To the House of Representatives of the United States:
Having examined and considered the bill entitled "An act for the relief of Richard Tervin, William Coleman, Edwin Lewis, Samuel Mims, Joseph Wilson, and the Baptist Church at Salem Meeting House, in the Mississippi Territory," I now return the same to the House of Representatives, in which it originated, with the following objection:Because the bill in reserving a certain parcel of land of the United States for the use of said Baptist Church comprises a principle and precedent for the appropriation of funds of the United States for the use and support of religious societies, contrary to the article of the Constitution which declares that "Congress shall make no law respecting a religious establishment."
These are fine.
No tax in any amount, large or small, can be levied to support any religious activities or institutions, whatever they may be called, or whatever form they may adopt to teach or practice religion.
Not fine. Do Federal and State governments stay well within the bounds of Article I Section 8? No. Since they do not, it is not feasible to maintain a Madisonian strictness here. There is a danger that government will hamper religious works. Hampering religion should be treated as a greater danger than aiding it.
Anywhere treasury funds are used to support private activities or institutions of any kind, the government should not discriminate against a religious organization which provides an equivalent.
By the way, my personal preference would be to repeal all federal welfare legislation (excepting the sort for humanitarian disaster relief). The government should not tax us chumps and feed the money to non-religious charities. That takes it away from the religious charities, which on balance do a better job of helping the poor and addicted.
Well, I guess that failing to tax citizens to pay a pastor could be seen as hampering that pastor's work. But I think most reasonable people believe that the Establishment Clause means that taxpayer money should not go to support religious institutions. Due to the tax-deductability of charitable contributions the government already indirectly supports the choices of its citizens to pay for their pastors.
The fact that one part of the Constitution is not well enforced should not call the entire document into question. Unfortunately, it does. Brushing aside the First Amendment makes respect for the document suffer further.

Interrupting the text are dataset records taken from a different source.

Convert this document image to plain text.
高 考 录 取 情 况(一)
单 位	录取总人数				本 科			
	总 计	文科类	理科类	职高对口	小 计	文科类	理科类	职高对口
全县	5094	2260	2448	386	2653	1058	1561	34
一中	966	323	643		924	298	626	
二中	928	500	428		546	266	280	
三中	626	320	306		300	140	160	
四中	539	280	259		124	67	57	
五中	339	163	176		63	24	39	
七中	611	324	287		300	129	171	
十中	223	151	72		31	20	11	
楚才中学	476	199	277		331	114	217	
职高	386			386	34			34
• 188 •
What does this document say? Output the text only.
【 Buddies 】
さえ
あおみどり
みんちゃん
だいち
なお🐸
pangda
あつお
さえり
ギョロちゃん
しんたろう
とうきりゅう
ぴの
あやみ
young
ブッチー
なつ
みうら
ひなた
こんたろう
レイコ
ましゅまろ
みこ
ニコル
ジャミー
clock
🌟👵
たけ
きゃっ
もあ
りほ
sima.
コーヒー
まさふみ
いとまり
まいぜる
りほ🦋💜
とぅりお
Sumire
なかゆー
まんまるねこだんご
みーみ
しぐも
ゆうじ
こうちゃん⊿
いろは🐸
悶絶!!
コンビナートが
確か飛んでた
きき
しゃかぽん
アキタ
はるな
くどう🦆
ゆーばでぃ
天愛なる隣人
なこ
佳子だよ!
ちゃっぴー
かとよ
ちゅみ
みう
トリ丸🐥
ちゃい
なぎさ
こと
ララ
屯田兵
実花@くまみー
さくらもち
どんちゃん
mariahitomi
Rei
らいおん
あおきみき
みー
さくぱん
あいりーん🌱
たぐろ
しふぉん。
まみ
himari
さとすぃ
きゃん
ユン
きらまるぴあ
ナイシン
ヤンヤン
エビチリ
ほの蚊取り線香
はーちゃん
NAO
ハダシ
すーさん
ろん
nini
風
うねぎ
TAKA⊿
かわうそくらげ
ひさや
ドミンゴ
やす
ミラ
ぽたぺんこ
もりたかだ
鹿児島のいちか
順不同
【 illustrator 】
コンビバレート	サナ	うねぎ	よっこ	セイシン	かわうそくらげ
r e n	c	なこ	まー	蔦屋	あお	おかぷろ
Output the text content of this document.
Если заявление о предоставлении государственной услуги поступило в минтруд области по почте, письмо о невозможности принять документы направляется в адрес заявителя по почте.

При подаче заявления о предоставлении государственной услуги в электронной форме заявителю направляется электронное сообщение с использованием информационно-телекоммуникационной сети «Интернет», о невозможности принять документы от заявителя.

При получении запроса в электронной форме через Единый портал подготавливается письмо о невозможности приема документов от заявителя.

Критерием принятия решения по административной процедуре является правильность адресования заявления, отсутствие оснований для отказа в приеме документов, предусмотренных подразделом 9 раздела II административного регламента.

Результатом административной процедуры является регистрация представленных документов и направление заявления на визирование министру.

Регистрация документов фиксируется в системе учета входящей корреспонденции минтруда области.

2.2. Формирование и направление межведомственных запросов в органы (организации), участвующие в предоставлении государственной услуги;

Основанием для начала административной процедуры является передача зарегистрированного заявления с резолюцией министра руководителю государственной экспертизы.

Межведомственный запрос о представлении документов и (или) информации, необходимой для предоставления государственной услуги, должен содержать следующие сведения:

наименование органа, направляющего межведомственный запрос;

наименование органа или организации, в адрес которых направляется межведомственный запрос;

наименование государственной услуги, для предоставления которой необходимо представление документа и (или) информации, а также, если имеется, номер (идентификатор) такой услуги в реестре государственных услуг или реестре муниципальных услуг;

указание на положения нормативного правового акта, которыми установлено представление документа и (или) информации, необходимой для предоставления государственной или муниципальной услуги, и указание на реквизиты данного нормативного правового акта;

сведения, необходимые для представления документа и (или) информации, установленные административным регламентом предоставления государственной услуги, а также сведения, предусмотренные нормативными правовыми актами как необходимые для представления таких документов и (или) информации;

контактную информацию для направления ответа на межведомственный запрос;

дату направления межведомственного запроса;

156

I certainly agree that cutting back on mandatory taxes would free up more money for charitable contributions, but that is really a separate issue.
Irrelevant.
But I think most reasonable people believe that the Establishment Clause means that taxpayer money should not go to support religious institutions.
Let's leave current beliefs out of it, since they are heavily influenced by the 1947 ruling which is under heavy fire. Let's concentrate on sticking closer to original intent to the best of our ability.
When "support" really approaches "establish", naturally it should be disallowed. When funds are used for partially secular purposes, it should be allowed.
I certainly agree that cutting back on mandatory taxes would free up more money for charitable contributions, but that is really a separate issue.
The whole issue of government largesse significantly impinges on our ability to do as the founders intended. I think it is fair to extrapolate that the overriding intent would be for government laws not to hamper religious works. This makes this issue relevant to the Establishment clause.
I support Judge Moore but not for these reasons. Your argument completely falls apart at the quote above.